Dan wanted to invest in bitcoin, and he went online to look for ideas. One day, bitcoin ads started showing up on his Instagram account, followed by messages from the poster. “Over a few months, this fellow sends me messages on how well bitcoin is doing in the wake of the pandemic and how it would be a good time to invest,” Dan recalls. He thought, “Why not?” and first paid US$ 200 via Paypal, and then sent an additional US$ 600.
It was the start of a nightmare. When Dan wanted to rake in his apparently profitable investment, he was required to pay $997 in IRS taxes followed by $1,073 in customs fees, all paid through an ATM. Then his “bitcoin broker” asks him to invest an additional USD$ 2,500, but by this time, Dan’s account is dry. In all, Dan threw $3,110 into a black hole, mostly in the form of “taxes” and “fees” – and didn’t get a penny back.
This ongoing investment scam seems well designed for these times. It requires no physical contact, interactions are all virtual, a small initial investment seems profitable, and when the patsy wants to pull in his profits, he gets hit by countless obstacles and fees. And he pays, because like many investors, he can’t cut his losses.
The Tip of the Iceberg
“We had 370 investment scams reported up to June 2020. For the whole of 2019, we had 470 reports,” says Jeff Thomson, senior intelligence analyst at the RCMP. Dollar loss for all types of scams (extortion, phishing, romance, spoofing, etc.) amounted to $95 million by August of this year – it totalled $137 million for the whole of 2019. Those numbers represent only a fraction of what is really going on, as Thomson explains. “Maybe 5% of fraud gets reported, and in important categories, it’s closer to 1%.” A realistic figure in Canada for the whole of 2020 could well go above $3 billion.
“Scams are still your typical emails, phone calls, and now Instagram and Facebook, but the subject has shifted toward the coronavirus,” notes Lawrence Zelvin, head of the BMO Financial Crimes Unit.
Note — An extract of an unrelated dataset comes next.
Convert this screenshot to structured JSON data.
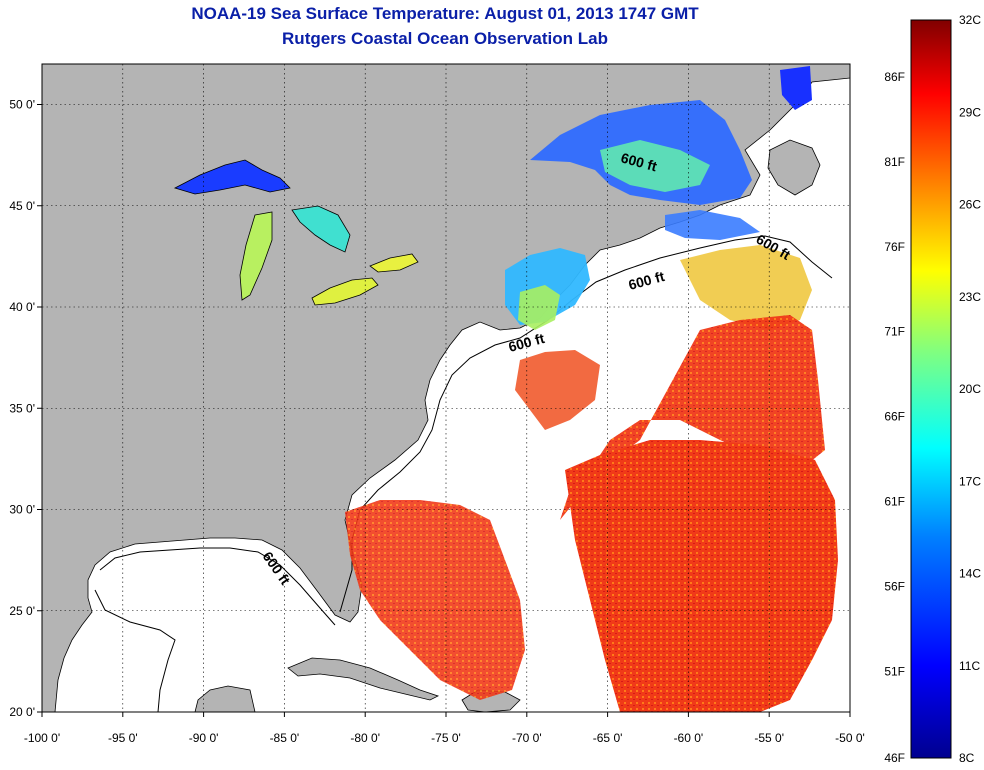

Investors are offered stock in bogus companies developing a coronavirus cure or drug, or in new crypto-currencies or fake certificates of deposit meant to protect their wealth from a pandemic meltdown. Other scams target the government’s relief programs, towards which “we saw an important shift of activity,” adds Zelvin.
It’s not just individuals, banks have also become a target. The “threat surface” has expanded dramatically with employees now working from countless external points. “All of a sudden, we went from having traders working from a single floor (where we had a lot of monitoring) to having a lot of them working from home,” Zelvin says. That overextended network reaches beyond employees’ home offices to all the overextended networks of countless suppliers and partners the bank does business with. Any breach can potentially threaten the integrity of the whole system, or important parts of it.
Zelvin thinks that fraud – or at least the rate of fraud attempts - has increased 600 times or more. “People are at home and they spend more time online. Now it’s not only criminal groups who are active, but ordinary folks who were seduced to get into this,” he says, adding that tutorials can easily be found online. Much of this illicit activity is conducted via robots that sniff out potential vulnerabilities. “Even with a minimal 1% or 2% success rate, you can make a lot of money, just thanks to volume. Robbing a bank used to be difficult. Today, you can try your hand at it and never leave your mom’s basement,” Zelvin says, adding that in an increasingly digital world, “criminals go where people go.”
Who’s at Risk?
Well, everyone, but investors whose portfolios shrank in market volatility, and individuals who have suffered revenue losses can be particularly vulnerable.
Their eagerness to quickly rebuild their wealth can cause them to fall prey to well designed get-rich-quick traps and fake stock promotions, warns Thomson.
How to Be Safe?
A universal enemy is impatience online, Zelvin points out. “People go too fast and rush through things. You need to pause and take a good look at what you click,” he says.
When faced with a credible email from your bank prompting you to verify illicit activity in your account, you need to ask yourself if a legitimate bank would ask something as important as this in an email. Most importantly, never enter your information, because once you’ve entered your password to check the “illicit activity”, it’s over.
“That single fatal click, is like opening your door in the night to total strangers” who are certainly not well-intentioned, Zelvin says.
What investors should remember is that there is no magic pill to protect yourself. No anti-malware can protect you from impatience and gullibility. “Of course, anti-malware can certainly help, along with an intelligent password management system, and security measures like biometric identification and two-factor authentication are ideal,” Zelvin says.
But the first defense remains a composed mind and a steady hand.